Pensacola was an hour’s drive down the coast. “Why you?” I asked.
“The woman had my business card in her purse. Her name is Rhonda Doakes. I’m sure I’ve never known anyone by that name. This whole thing is spooky.”
“Maybe she had the card for the address,” I ventured, my cop’s mind generating solutions. “How about your gardeners? Other part-time employees?”
“They’d probably have my business cards,” she said, mentally reviewing companies that kept her home and business running smoothly. “I’ve got a gardening service, housecleaning service, maintenance for my heating and AC, computer-system types, folks who keep the koi pond running smoothly, the place that services my car …” She paused in surprise. “I must hand out twenty cards a year to non-patients.”

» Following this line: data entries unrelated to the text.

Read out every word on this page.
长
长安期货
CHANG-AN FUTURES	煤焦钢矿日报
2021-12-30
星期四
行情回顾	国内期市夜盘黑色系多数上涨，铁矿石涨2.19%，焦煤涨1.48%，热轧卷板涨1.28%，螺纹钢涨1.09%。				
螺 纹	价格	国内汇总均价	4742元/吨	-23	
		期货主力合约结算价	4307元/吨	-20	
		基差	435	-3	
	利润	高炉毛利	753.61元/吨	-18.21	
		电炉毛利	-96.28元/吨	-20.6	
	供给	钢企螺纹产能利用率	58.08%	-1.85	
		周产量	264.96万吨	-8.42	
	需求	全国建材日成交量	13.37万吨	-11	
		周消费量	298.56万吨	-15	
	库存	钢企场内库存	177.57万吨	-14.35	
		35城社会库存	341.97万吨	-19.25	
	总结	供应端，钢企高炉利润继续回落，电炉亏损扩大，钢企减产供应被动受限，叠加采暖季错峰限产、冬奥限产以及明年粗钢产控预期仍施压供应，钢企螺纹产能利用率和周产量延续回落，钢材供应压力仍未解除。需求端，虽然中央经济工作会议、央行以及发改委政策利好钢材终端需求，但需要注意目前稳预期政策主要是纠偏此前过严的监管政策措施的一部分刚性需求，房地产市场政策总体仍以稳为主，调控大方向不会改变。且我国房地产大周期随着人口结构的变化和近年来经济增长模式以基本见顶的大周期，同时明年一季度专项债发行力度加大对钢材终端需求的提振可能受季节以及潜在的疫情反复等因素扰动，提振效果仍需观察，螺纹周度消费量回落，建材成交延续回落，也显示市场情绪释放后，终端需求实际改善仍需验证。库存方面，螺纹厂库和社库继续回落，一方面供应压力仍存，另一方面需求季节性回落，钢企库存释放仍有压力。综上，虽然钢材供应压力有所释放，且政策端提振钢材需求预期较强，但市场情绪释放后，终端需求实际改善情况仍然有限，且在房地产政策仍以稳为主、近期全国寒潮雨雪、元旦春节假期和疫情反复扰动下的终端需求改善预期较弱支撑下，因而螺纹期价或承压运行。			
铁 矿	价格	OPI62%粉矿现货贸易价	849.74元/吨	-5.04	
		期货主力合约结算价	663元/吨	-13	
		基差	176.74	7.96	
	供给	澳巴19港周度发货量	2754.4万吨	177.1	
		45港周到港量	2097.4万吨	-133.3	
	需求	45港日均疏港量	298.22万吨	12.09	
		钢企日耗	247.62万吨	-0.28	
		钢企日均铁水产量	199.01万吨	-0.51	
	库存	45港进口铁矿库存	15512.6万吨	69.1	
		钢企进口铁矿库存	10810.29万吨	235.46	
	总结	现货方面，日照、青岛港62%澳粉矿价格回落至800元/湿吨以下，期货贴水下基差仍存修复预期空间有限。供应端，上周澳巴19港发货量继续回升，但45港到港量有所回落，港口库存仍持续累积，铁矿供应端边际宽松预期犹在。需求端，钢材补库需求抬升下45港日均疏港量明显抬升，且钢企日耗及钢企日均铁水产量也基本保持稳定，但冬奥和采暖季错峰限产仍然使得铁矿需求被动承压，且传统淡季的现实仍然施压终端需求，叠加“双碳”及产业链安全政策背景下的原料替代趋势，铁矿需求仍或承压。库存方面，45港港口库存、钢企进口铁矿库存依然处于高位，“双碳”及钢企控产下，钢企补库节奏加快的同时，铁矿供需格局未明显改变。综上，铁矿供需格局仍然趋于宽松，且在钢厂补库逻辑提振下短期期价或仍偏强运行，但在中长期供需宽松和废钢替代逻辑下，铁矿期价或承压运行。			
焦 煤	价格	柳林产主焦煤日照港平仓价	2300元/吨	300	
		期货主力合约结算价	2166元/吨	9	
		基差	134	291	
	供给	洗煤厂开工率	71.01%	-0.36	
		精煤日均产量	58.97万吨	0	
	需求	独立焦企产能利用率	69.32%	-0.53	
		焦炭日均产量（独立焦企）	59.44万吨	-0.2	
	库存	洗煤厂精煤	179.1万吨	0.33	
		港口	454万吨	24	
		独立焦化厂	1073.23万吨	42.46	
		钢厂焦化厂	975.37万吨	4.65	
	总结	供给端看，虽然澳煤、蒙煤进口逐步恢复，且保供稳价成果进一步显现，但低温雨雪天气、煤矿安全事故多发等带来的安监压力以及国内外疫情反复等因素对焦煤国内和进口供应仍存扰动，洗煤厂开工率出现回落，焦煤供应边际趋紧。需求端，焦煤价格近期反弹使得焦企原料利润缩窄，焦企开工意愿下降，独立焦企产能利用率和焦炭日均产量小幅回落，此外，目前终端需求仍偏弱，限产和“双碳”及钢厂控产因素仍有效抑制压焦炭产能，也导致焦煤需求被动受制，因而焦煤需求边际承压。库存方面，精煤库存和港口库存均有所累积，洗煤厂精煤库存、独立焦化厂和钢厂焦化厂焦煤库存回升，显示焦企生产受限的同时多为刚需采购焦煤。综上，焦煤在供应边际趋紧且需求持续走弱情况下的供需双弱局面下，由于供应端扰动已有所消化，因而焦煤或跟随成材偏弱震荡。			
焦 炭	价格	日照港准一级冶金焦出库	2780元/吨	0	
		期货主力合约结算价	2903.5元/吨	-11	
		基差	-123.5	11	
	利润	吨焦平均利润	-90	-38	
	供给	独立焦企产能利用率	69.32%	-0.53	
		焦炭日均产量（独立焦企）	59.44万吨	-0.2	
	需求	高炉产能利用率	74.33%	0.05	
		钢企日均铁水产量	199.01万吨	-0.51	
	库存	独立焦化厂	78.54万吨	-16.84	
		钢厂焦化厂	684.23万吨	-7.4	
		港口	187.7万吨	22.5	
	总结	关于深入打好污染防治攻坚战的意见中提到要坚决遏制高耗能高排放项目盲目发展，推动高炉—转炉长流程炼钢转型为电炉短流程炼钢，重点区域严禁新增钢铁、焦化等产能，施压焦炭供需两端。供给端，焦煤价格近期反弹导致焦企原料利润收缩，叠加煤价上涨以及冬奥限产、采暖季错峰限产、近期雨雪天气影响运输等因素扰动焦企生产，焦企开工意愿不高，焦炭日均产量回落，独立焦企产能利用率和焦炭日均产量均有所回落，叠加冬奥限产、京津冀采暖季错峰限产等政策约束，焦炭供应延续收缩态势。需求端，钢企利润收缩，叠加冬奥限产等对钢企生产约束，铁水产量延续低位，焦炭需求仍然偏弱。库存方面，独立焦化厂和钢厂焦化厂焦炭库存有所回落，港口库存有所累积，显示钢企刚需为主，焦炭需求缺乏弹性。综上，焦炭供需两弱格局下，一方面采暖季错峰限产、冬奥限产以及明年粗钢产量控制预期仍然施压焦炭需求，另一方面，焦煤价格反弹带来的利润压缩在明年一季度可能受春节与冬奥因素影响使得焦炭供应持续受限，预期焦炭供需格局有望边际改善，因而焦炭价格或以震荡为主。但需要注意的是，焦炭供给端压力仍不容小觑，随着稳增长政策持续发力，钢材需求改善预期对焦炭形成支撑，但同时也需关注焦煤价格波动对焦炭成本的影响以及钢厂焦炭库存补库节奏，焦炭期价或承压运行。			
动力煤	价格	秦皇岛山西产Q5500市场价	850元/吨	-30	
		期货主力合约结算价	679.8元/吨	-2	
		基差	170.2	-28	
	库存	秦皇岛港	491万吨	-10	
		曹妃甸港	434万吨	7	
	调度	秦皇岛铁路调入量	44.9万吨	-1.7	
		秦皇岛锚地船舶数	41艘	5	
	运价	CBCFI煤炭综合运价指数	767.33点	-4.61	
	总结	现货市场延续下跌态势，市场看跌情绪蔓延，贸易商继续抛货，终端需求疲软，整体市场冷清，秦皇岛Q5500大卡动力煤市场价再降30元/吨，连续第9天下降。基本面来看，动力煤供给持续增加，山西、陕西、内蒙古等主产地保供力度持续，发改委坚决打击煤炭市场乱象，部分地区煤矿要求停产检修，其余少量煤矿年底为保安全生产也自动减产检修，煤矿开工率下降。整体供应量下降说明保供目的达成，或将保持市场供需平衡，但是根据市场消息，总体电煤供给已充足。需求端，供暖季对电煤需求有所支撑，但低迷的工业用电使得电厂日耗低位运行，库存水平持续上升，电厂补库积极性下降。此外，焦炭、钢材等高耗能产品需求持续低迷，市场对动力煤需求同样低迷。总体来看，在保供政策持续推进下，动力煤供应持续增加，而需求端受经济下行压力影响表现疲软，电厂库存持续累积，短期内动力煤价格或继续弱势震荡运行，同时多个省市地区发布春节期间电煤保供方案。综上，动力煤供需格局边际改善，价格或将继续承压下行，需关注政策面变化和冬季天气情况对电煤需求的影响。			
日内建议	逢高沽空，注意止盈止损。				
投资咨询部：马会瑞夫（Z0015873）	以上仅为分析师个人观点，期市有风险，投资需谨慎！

“You may never have seen this person, Doc,” I counseled.
“I’m not sure if that helps, Carson. But thanks.”
Kavanaugh’s work didn’t usually involve looking at dead bodies; tough for the first dozen or so. Harry and I volunteered to accompany Kavanaugh on her journey, part out of friendship, part detectively interest.
We made Pensacola in under an hour, entering the cooler room to see a round mound of gowned pathologist sitting and sipping coffee, and a slender black guy in a tan suit leaning a wall and reading the paper. The detective who’d caught the case, I figured. He was young, late twenties or so, meaning he was either good or connected. They rarely went together.
The pathologist was Leo Bates, morbidly obese, mid-forties, a six-foot egg with pumpkin head and a Van-dyke beard. Bates had started his career in Mobile fifteen years back, working with Clair. When it became clear she was the new Leonardo on the forensic pathology scene – or Newton, or Einstein; name your genius – Leo booked for Pensacola, where his two-hundred watts wouldn’t be outshone by Clair’s thousand.
Bates had done well, but harbored an infantile resentment of Clair for being better and brighter, and since I was a friend of Clair, he didn’t care for me either, expressing himself via finely honed passive-aggressivity.
“Well, well, the infamous Piss-it duo,” Bates said, making drama out of leaning to study my feet as I approached.
“I got something on my shoe, Leo?” I asked.
He straightened, wheezing from the effort. “Just seeing if your feet ever touch mortal ground.”
“You should see how they walk across water,” I said, too busy to be bothered by ego games. “You know Harry Nautilus. This is Doctor Nancy Kavanaugh. Your forensics folks found the Doc’s number in the vic’s purse.”
The guy against the wall snapped the paper shut and walked over. “Actually,” he said, “it was me who found the business card. I’m Detective Honus Clayton, Pensacola Homicide.”
“Honus is an upcoming star here in Pennsy,” Bates offered, licking his lips. “Had his name in the paper a half-dozen times this year, Pensacola’s own version of Carson Ryder.”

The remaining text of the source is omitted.